真心難得,他相信乘嵐的真心,卻也不認為乘嵐會拘泥於兒女情長,而閉目塞聽,連正事都不顧。
至於方三益才是意圖竊丹之人……這就確實是他靈機亂動的猜測了。
誰料瞎貓撞上死耗子,但又並非全然叫他蒙對,魔修竟確實另有其人。
孔憐翠卻是話鋒一轉,問道:「你不覺得,如今禍亂人間的邪魔外道中,鬼修愈發多了麼?」
他與紅沖俱是妖物出身,言語間自然不把妖當作外道,卻不意味著他肯與魔修鬼道為伍,因而語氣十分唾棄。
紅沖但笑不語。
孔憐翠只得繼續道:「不止仙門,哪怕是凡間,也總有鬼修作亂,我總覺著從前是沒有這麼多鬼修的。」
「人死卻不肯往生,世間自然多了遊蕩的鬼魂。」紅沖毫不意外,道:「這些年凡間戰亂不斷,天災頻發,人間生怨,也是難免。」
他所說的這些,孔憐翠從前是不大留意的,只是覺著無晨谷地界的凡間城鎮中,近年來時常有鬼修作惡之事,以致於無晨谷時常接到凡人求助罷了。然而聽紅沖這般解釋,他亦覺得似乎有幾分道理,心中正猶豫著要不要繼續說下去,卻聽紅沖又淡淡開口:
「不過,若你認為此事背後有人操縱,我可不敢苟同。」
孔憐翠眼神一凝,低聲道:「我不曾說過這話。」
「好吧,那就是我說的。」紅沖也不在意,頷首道:「天下大勢,分久必合,合久必分。*凡間自有秩序,這也是天定的規矩。修士踏上仙途,就得斬斷舊緣,從此不再過多沾染凡塵,或許我本不該關心凡間瑣事——可戰亂已經近百年未有一刻休止,除卻受仙門豪族蔭庇的地界,人們得以安然度日,凡間已是滿目蒼夷,實在可嘆。」
譬如霜心派所蔭庇的露州城,城中人安居樂業,卻不知出了這地界,已是千里焦土,餓殍遍地。
孔憐翠卻品出了他話中的言外之意,冷冷道:「你是怪我們沒有幫助凡間平定戰亂?你也說了,修士不該沾染凡塵。況且若是一家出手,便會引得各家聲討,屆時凡人的鬥爭就成了修士的鬥爭,只會波及更多凡人。」
「呵呵,我可不曾說過這話,你為何如此敏感?」紅沖微微一笑,嘴上毫不留情地諷刺起孔憐翠來。不待孔憐翠發火,他又接著道:「我是說天底下這些事沒個定數,到底是沒法探尋出個所以然來的。」
語罷,他輕嘆一聲:「果真是天地不仁,以萬物為芻狗。*」
這道理,孔憐翠並非全然不知,只是他心中更有另一層不敢宣之於口的猜測,叫他無法不在意。

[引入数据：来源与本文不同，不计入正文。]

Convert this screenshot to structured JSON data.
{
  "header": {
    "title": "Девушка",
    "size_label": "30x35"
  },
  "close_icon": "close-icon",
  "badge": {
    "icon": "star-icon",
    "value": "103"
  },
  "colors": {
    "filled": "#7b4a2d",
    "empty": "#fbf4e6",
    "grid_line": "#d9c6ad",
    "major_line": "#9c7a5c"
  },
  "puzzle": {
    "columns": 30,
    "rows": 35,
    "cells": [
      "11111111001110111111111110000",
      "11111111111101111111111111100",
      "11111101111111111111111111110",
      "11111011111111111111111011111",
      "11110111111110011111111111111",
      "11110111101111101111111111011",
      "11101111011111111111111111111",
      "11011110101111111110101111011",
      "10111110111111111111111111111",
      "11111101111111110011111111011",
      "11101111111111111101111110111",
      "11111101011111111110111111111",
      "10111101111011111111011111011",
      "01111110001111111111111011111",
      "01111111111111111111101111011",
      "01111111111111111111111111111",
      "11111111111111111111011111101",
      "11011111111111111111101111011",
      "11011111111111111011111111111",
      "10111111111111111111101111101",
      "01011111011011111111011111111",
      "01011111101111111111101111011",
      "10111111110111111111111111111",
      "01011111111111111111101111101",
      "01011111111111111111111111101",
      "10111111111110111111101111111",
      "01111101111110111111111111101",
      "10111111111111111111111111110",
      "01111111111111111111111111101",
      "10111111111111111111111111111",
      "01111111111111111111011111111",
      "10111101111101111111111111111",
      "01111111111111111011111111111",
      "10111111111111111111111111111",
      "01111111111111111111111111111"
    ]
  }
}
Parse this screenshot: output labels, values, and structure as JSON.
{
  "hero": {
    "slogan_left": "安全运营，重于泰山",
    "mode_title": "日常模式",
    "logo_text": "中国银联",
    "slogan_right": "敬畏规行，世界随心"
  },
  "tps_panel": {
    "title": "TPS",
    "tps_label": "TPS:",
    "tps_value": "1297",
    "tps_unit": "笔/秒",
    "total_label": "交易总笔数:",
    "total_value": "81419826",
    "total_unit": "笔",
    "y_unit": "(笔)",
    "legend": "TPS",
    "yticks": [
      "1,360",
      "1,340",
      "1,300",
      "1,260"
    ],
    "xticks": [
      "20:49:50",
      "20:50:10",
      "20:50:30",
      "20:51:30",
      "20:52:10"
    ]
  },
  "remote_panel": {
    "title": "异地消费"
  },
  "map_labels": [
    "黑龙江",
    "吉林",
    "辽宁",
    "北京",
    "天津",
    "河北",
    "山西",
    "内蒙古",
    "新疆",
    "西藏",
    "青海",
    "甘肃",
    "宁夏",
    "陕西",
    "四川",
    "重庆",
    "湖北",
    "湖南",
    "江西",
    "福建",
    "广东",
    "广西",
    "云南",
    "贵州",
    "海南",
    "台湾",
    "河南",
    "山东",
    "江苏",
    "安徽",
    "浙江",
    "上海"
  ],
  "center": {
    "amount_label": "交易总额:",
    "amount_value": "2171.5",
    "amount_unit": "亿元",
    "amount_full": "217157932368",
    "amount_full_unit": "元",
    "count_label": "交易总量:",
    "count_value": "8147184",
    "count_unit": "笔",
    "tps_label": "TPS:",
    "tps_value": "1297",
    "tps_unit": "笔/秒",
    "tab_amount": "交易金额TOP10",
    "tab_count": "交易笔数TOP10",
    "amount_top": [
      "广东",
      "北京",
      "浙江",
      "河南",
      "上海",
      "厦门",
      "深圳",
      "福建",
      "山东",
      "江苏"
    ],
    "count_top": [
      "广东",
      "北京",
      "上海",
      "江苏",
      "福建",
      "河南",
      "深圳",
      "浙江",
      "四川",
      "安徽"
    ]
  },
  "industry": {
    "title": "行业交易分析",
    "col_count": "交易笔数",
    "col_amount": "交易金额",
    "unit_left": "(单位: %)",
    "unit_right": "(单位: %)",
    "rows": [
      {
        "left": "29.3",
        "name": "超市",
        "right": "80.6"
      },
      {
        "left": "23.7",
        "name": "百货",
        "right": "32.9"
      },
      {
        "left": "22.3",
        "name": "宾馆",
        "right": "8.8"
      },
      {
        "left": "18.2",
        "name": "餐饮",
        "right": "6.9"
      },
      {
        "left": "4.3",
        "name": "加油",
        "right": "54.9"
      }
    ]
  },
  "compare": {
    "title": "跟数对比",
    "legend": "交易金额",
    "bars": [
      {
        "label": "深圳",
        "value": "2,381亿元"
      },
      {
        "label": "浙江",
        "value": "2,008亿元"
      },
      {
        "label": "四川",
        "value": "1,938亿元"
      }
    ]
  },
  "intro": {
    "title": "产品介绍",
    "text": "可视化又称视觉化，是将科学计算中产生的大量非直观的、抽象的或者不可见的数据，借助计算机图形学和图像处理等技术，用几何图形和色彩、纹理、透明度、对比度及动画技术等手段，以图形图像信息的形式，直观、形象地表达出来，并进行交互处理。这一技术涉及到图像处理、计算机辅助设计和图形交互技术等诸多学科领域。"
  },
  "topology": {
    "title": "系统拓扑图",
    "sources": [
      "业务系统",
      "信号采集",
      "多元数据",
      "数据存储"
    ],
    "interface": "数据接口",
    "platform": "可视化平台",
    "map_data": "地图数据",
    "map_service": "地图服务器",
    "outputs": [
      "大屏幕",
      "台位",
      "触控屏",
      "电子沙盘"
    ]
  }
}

默然少頃,他一咬牙,沉聲道:「若我說,我有證據呢?」
「什麼證據?」紅沖對此倒是十分好奇,要知道,鬼修之所以難纏,就是因為成鬼修者其怨氣愈深,修為愈高,既難以收服,更難以消滅。
一旦放任鬼修達到一定境界,尋常術法難以制約,唯有借天道之力才好對抗。因此,哪怕是境界再高的修士起了異心,最多能夠養一二小鬼而已,還容易反噬自身,招至天道降罪,絕不可能輕易地影響整個凡間運勢,卻讓天道無所察覺。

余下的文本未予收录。